À 15 heures, fut lancé l’Ordre du Commandement du front aux divisions:
"Commencer immédiatement l’offensive générale de Muong Thanh. Inutile
d’attendre la nuit. La division partant de l’Est, en coordination avec
celle de l’Ouest, doivent marcher tout droit sur le P.C. Attaquer en
force, faites un encerclement rigoureux.

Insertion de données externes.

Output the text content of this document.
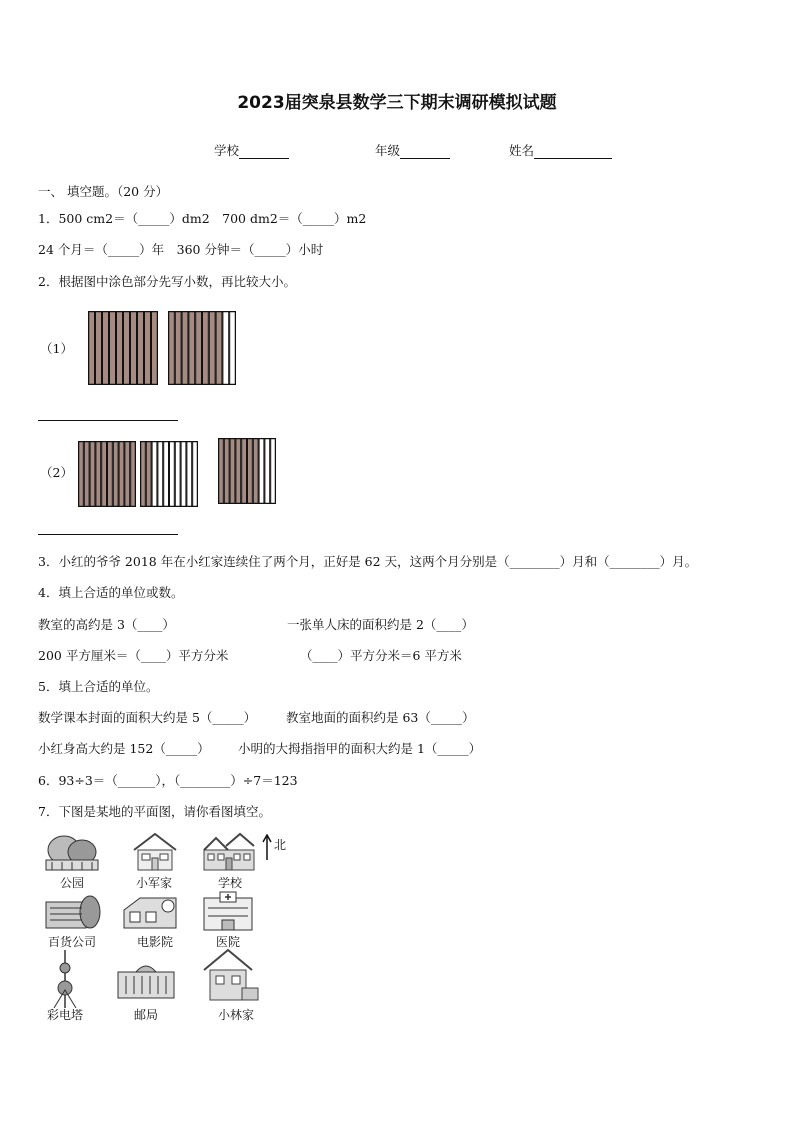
2023届突泉县数学三下期末调研模拟试题
学校	年级	姓名
一、 填空题。（20 分）
1．500 cm2＝（_____）dm2　700 dm2＝（_____）m2
24 个月＝（_____）年　360 分钟＝（_____）小时
2．根据图中涂色部分先写小数，再比较大小。
（1）
（2）
3．小红的爷爷 2018 年在小红家连续住了两个月，正好是 62 天，这两个月分别是（________）月和（________）月。
4．填上合适的单位或数。
教室的高约是 3（____）	一张单人床的面积约是 2（____）
200 平方厘米＝（____）平方分米	（____）平方分米＝6 平方米
5．填上合适的单位。
数学课本封面的面积大约是 5（_____） 教室地面的面积约是 63（_____）
小红身高大约是 152（_____） 小明的大拇指指甲的面积大约是 1（_____）
6．93÷3＝（______），（________）÷7＝123
7．下图是某地的平面图，请你看图填空。
公园	小军家	学校
北
百货公司	电影院	医院
彩电塔	邮局	小林家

N’en laissez échapper aucun, de
Castries compris".
Sur le champ de bataille, la
compagnie 360 du bataillon 130, en compagnie du commissaire politique
Trân Khai, se trouvait déjà sur la position fortifiée 508. Après un
échange avec le commissaire politique Trân Quai, le chef adjoint du
bataillon 130 Ngô Trong Bao demande à la 154 de mettre le cap sur la
position fortifiée 509, la dernière, chargée de protéger le pont Muong
Thanh. En même temps, la 360 de Ta Quôc Luât reçoit l’ordre de
progresser vers le secteur central en franchissant le pont Muong Thanh
sous la menace des mitrailleurs ennemis. Vu l’absence de résistance des
forces adverses, Ta Quôc Luât ordonne à ses hommes de quitter les
tranchées, pour se diriger en toute hâte, sous le guide d’un soldat
ennemi, et par un raccourci vers le P.C de De Castries.
Selon les informations fournies par divers postes d’observation, nos
forces armées sont en train de lancer des attaques contre le secteur
central, depuis trois directions: de l’Est, l’unité 312 progresse par le
pont Muong Thanh, de l’Ouest, la 308 se fraie un chemin à travers
l’aérodrome et du Sud-Ouest, un autre passe par Lili en direction du P.C
de De Castries. En général, la résistance est sporadique. Plusieurs
groupes de soldats ennemis se sont rendus. À Muong Thanh, on remarque un
nombre croissant de drapeaux blancs. Le général Hoàng Van Thai ne cesse
de rappeler à toutes les unités l’ordre de resserrer l’étau et de ne
laisser échapper aucun adversaire.
À 17 heures 30,
la division 312 rapporte: "La totalité des forces ennemies du secteur
central se sont rendues. De Castries a été fait prisonnier".
La forêt abritant le commandement du front, jusqu’alors gardée très
secrète semble, tout à coup, trembler. Cadres et soldats, tout le monde
saute de joie. On s’embrasse, danse, crie comme des enfants.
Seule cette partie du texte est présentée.